Cancer du sein: les bénéfices de l’éducation thérapeutique pour les patientes

Par Blandine Labbé-Pinlon et Cindy Lombart, professeurs de marketing, Audencia

Crédit photo: iStock

Le cancer du sein est, chez la femme, le cancer le plus fréquent et la première cause de décès par cancer. Et le nombre de nouveaux cas continue d’augmenter, outre les prédispositions génétiques (5 à 10 % des cas), du fait notamment des modes de vie actuels (sédentarité, alimentation, travail posté, etc.) et de la consommation de tabac ou d’alcool : 58 500 nouveaux cas ont été enregistrés en 2018 en France, avec une hausse de 0,6 % par an entre 2010 et 2018 (âge médian au moment du diagnostic 63 ans).

Tout n’est pourtant pas négatif dans ces chiffres, car la mortalité, elle, est en baisse depuis les années 1990 et le taux de survie à cinq ans s’améliore (87 %). Deux raisons majeures à cela : le développement des dépistages précoces et les progrès thérapeutiques. Ainsi, la survie des patientes s’allonge, avec toutefois un risque accru de séquelles.

Un autre facteur prépondérant est à prendre en compte : la façon dont la patiente va vivre et mener son parcours de soin. Car après la sidération du diagnostic, ce dernier est complexe. Il est également très variable selon le type de cancer et ses spécificités (cancer localisé ou invasif, type de cellules concernées – glandulaires ou lobulaires, présence ou non de récepteurs, de phénomènes inflammatoires, de métastases…)

On peut donc parler d’un véritable parcours de «combattantes» entre, selon les cas, chirurgie, chimiothérapie, radiothérapie, reconstruction chirurgicale et, in fine, un traitement oral à visée anti-hormonale prescrit pendant au minimum cinq ans (hormonothérapie).

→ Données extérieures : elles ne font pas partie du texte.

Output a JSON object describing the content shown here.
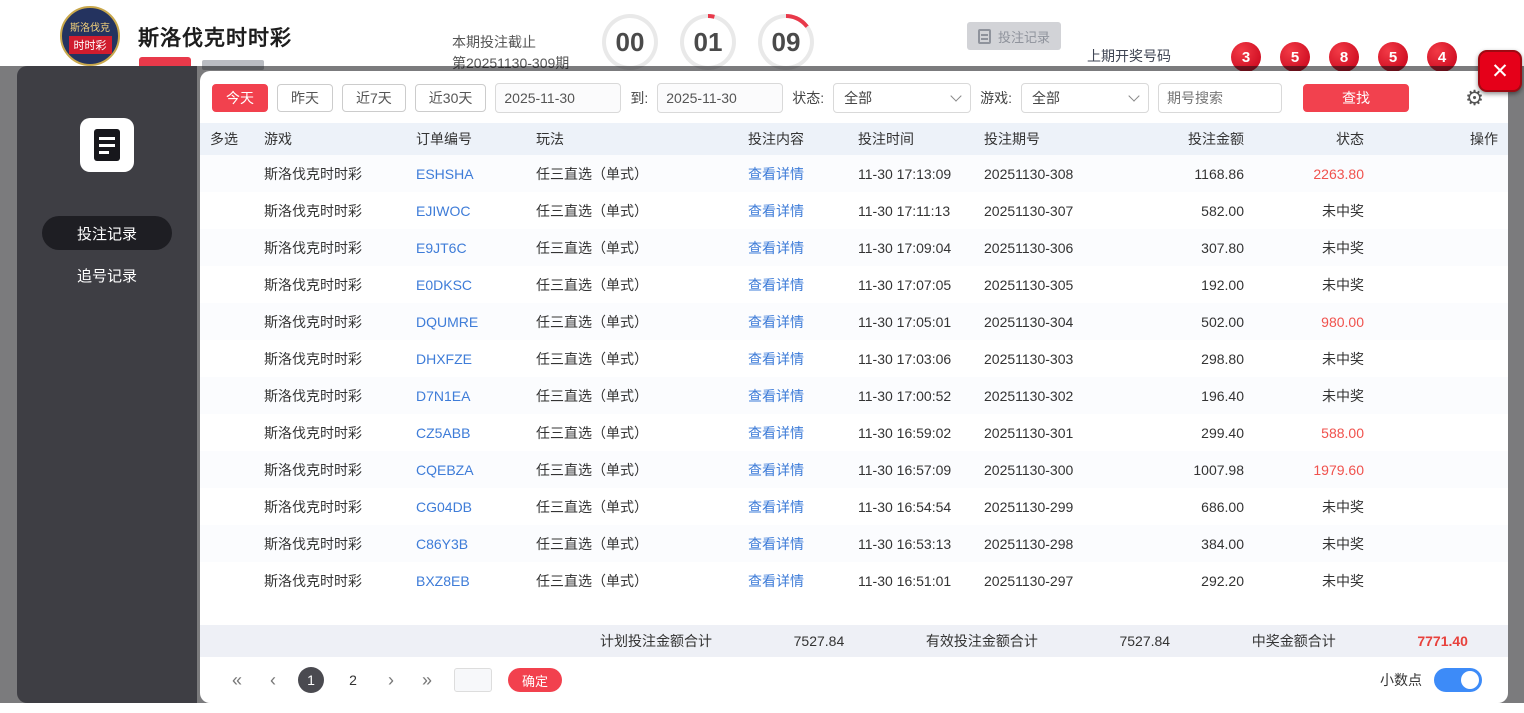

Chaque étape est prise en charge par différents spécialistes, entre lesquels les patientes doivent cheminer. Elles doivent en outre faire face aux effets secondaires, parfois lourds, des thérapies mises en place. La durée moyenne des traitements pour un cancer du sein à un stade précoce (guérissable) est d’environ un an, ce qui impacte aussi la vie quotidienne, familiale, professionnelle et sociale des patientes et de leur entourage. La maladie en elle-même induit enfin souvent des questionnements personnels importants.

L’éducation thérapeutique, de patient à acteur

Dans ce contexte, l’éducation thérapeutique du patient (ETP) peut jouer un rôle important, complémentaire des soins directs. Elle doit en effet permettre aux patients de développer leur capacité d’action et de décision pour leur santé – leur « empowerment » – et d’appréhender au mieux leurs parcours de soins. Cette pratique de soins personnalisée vise à leur faire acquérir les connaissances, les compétences et les comportements adaptés pour vivre au mieux avec leur maladie et leurs traitements, à procéder à un réaménagement psychoaffectif et à se (ré)approprier des normes de santé et un projet de vie.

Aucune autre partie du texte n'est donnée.